(I assume $\mathbb{N}$ to have $0$. That is, $\mathbb{N}:=\mathbb{Z}^+\cup \{0\}$)
Let $n,k$ be a positive integers such that $k\leq n$.
Define $S:=\{\alpha\in \mathbb{N}^n: \sum_{m=1}^n m\alpha_m=n\text{ and } \sum_{m=1}^n \alpha_m = k\}$.
Define $T:=\{\alpha\in (\mathbb{Z}^+)^k: \sum_{m=1}^k \alpha_m=n\}$.
Define $P:=\sum_{\alpha\in S} \frac{n!}{\alpha_1 ! \cdots \alpha_n !} (\frac{X_1}{1!})^{\alpha_1}\cdots (\frac{X_n}{n!})^{\alpha_n}$.
Define $Q:=\frac{1}{k!}\sum_{\alpha\in T} \frac{n!}{\alpha_1 ! \cdots \alpha_k !} X_{\alpha_1}\cdots X_{\alpha_k}$.
How do I prove that $P=Q$?
Some texts use $P$ as the definition of Bell polynomial and some texts use $Q$ as the definition of Bell polynomial. I'm curious whether these two polynomials are identical.
Thank you in advance!
Define $F:=\sum_{m=1}^\infty \frac{X_m}{m!}t^m (\in \mathbb{Q}[X_1,X_2,...][[t]])$.

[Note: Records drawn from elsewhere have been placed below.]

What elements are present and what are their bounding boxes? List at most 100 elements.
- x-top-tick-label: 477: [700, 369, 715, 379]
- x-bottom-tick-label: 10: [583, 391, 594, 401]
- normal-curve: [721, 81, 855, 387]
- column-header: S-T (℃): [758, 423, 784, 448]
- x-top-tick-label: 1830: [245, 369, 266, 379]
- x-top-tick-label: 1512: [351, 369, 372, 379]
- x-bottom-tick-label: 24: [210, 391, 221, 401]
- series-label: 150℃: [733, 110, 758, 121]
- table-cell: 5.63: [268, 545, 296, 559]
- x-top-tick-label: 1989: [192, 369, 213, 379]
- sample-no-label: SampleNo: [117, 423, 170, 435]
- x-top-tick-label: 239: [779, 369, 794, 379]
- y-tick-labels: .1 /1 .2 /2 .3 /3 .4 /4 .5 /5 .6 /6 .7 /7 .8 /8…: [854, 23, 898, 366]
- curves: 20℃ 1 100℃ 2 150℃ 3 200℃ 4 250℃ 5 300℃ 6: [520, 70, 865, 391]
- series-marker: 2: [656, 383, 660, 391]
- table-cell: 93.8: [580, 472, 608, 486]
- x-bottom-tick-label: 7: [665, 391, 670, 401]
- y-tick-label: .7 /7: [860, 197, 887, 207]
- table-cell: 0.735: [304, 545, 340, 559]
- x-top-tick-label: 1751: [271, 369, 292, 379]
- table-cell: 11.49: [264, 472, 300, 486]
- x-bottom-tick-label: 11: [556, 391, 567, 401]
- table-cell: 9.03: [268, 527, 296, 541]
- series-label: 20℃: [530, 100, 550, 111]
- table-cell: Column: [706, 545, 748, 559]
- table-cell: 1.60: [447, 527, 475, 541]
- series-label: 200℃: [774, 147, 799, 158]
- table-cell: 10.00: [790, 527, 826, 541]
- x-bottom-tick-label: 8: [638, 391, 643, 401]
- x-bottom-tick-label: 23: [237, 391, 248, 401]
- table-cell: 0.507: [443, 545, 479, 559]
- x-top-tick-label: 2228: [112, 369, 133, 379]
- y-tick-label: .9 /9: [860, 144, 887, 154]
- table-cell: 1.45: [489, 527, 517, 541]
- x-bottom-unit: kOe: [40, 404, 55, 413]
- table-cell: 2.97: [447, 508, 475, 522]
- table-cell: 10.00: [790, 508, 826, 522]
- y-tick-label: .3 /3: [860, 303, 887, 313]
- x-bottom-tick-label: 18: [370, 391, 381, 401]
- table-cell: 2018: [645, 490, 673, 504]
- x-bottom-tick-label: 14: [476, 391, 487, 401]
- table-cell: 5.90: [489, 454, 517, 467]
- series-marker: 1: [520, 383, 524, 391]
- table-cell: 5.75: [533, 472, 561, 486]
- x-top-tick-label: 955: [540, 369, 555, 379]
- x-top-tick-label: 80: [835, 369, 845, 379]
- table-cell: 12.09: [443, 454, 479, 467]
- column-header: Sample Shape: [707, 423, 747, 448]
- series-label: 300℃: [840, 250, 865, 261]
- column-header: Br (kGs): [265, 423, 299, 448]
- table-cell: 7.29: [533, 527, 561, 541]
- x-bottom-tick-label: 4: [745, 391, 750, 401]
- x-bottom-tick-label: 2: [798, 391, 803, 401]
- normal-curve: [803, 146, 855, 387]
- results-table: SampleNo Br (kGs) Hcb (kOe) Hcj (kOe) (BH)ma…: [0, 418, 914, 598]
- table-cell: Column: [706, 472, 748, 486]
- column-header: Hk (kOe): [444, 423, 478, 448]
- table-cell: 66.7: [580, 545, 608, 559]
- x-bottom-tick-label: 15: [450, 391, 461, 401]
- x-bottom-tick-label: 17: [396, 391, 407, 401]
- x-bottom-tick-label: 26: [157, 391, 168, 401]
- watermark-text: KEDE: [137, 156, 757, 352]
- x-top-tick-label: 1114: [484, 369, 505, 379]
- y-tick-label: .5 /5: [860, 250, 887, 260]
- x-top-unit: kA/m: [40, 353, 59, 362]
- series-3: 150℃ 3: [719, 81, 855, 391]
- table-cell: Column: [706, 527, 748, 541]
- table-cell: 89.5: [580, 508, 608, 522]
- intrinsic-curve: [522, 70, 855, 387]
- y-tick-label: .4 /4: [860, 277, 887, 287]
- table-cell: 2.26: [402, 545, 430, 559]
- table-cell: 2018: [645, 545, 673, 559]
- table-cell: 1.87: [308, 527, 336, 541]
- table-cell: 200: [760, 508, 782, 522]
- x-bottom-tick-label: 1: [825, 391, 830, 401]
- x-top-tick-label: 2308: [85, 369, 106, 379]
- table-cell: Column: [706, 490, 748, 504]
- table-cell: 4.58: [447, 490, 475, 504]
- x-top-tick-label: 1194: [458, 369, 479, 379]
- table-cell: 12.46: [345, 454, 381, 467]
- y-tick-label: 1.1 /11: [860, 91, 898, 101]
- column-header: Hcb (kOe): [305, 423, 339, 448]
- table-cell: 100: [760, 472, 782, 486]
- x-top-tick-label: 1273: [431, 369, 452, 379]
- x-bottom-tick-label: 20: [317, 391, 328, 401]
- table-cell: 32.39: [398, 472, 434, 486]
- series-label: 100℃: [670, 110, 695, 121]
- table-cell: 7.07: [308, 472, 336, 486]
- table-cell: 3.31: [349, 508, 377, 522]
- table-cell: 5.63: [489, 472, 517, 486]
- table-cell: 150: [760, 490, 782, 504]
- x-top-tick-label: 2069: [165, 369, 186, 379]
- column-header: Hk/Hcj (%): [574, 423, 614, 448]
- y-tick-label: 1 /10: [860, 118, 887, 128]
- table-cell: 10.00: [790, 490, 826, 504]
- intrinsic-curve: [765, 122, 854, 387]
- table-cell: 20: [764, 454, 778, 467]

Define $\Phi:=\sum_{k=0}^\infty \frac{u^kF^k}{k!} (\in \mathbb{Q}[X_1,X_2,...][[t]]][[u]])$.
Let $n$ be a positive integer.
Regard $\Phi$ as a formal power series in $\mathbb{Q}[X_1,X_2,...][[u]][[t]]$.
Then, we have $$\Phi(n)=\sum_{k=0}^n \frac{u^kF^k(n)}{k!}=\sum_{k=1}^n \frac{u^kF^k(n)}{k!}-(*)$$.
Let's expand $(*)$ in two different ways.
First expansion
$$(*)=(\sum_{k=1}^n \frac{u^k F^k}{k!})(n)=(\sum_{k=1}^n \frac{u^k}{k!}\sum_{\alpha_1+\alpha_2+ \cdots=k} \frac{k!}{\alpha_1! \alpha_2!\cdots} (X_1\frac{t}{1!})^{\alpha_1}(X_2\frac{t^2}{2!})^{\alpha_2}\cdots )(n)= (\sum_{k=1}^n \frac{u^k}{k!}\sum_{\alpha_1+\alpha_2+ \cdots=k} \frac{k!}{\alpha_1! \alpha_2!\cdots} [(\frac{X_1}{1!})^{\alpha_1}(\frac{X_2}{2!})^{\alpha_2}\cdots ]t^{\alpha_1+2\alpha_2+\cdots})(n)= \sum_{k=1}^n \frac{u^k}{k!}\sum_{\alpha_1+\cdots +\alpha_n=k, \alpha_1+\cdots + n\alpha_n =n}\frac{k!}{\alpha_1!\cdots \alpha_n!} X_1^{\alpha_1}\cdots X_n^{\alpha_n}$$.
Second expansion
$$(*)= \sum_{k=1}^n \frac{u^k}{k!} \sum_{\alpha_1+\cdots +\alpha_k=n} F(\alpha_1)\cdots F(\alpha_k)=\sum_{k=1}^n \frac{u^k}{k!} \sum_{\alpha_1+\cdots +\alpha_k=n} \frac{X_{\alpha_1}}{\alpha_1!}\cdots \frac{X_{\alpha_k}}{\alpha_k!}$$
Conclusion
$$ \sum_{k=1}^n \frac{u^k}{k!}\sum_{\alpha_1+\cdots +\alpha_n=k, \alpha_1+\cdots + n\alpha_n =n}\frac{k!}{\alpha_1!\cdots \alpha_n!} X_1^{\alpha_1}\cdots X_n^{\alpha_n}=(*)=\sum_{k=1}^n \frac{u^k}{k!} \sum_{\alpha_1+\cdots +\alpha_k=n} \frac{X_{\alpha_1}}{\alpha_1!}\cdots \frac{X_{\alpha_k}}{\alpha_k!}$$.
By comparing the coefficients of $u^k$, we have $P=Q$.